The idea of social media companies as censors is itself a meme. I don’t mean the humorous images, but the traditional definition of the word as “an idea, behavior, style, or usage that spreads from one person to another in a culture.”
Who cares if Twitter isn’t really attacking political speech with the new policy? It fits our image of what we think Twitter is doing. To a certain extent, assuming the worst about social media companies regardless of the facts is something familiar and comfortable for certain segments of the American political spectrum. It’s an article of faith.

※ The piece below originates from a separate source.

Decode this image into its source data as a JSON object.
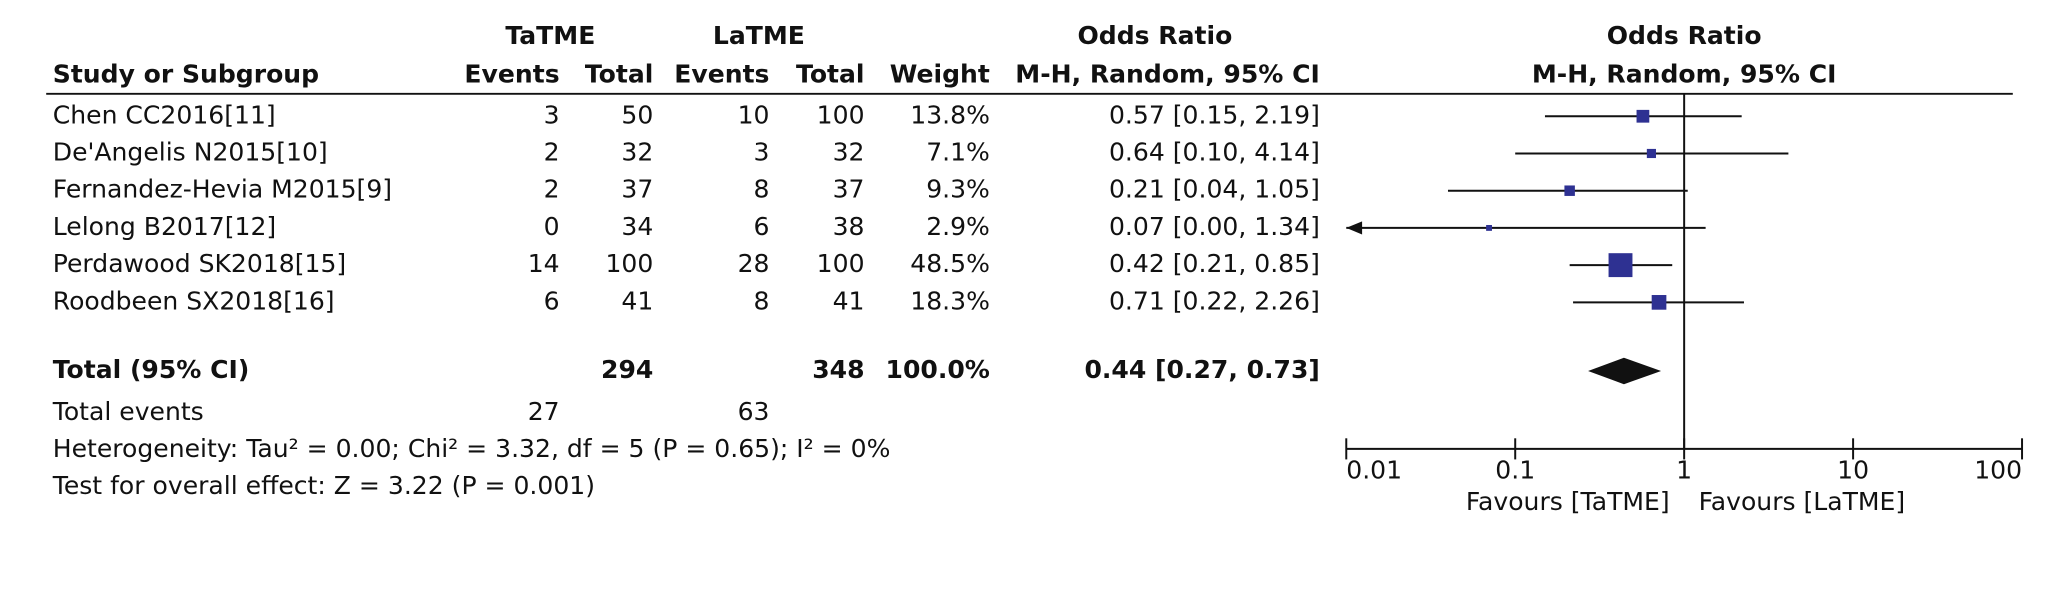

Maybe Twitter will use the policy to start deleting right-wing memes from the platform. It’s possible, but I’ll bet they won’t.
And when they don’t, you won’t hear the alarmists admitting that they were wrong. Instead, they’ll point to any banned user they can find as evidence that they were right all along.
Rahm Emanuel famously said, “You never let a serious crisis go to waste.” With the current crowd and their contrived crises, the operative principle is that you never admit that it wasn’t really a crisis in the first place.
If you want outrage and alarmism, read a tweet. If you want information, find a reliable source. In this case, that’s Twitter itself.
Also today, a book by Mark Meadows revealed that Donald Trump tested positive for COVID three days before his 2020 debate with Joe Biden. Molly Jong Fast tweets the details here.
Additionally, the Supreme Court hears arguments today in the Mississippi abortion case. We covered the details of the law back in May. Personally, I think we will see a split decision that leaves everyone unhappy.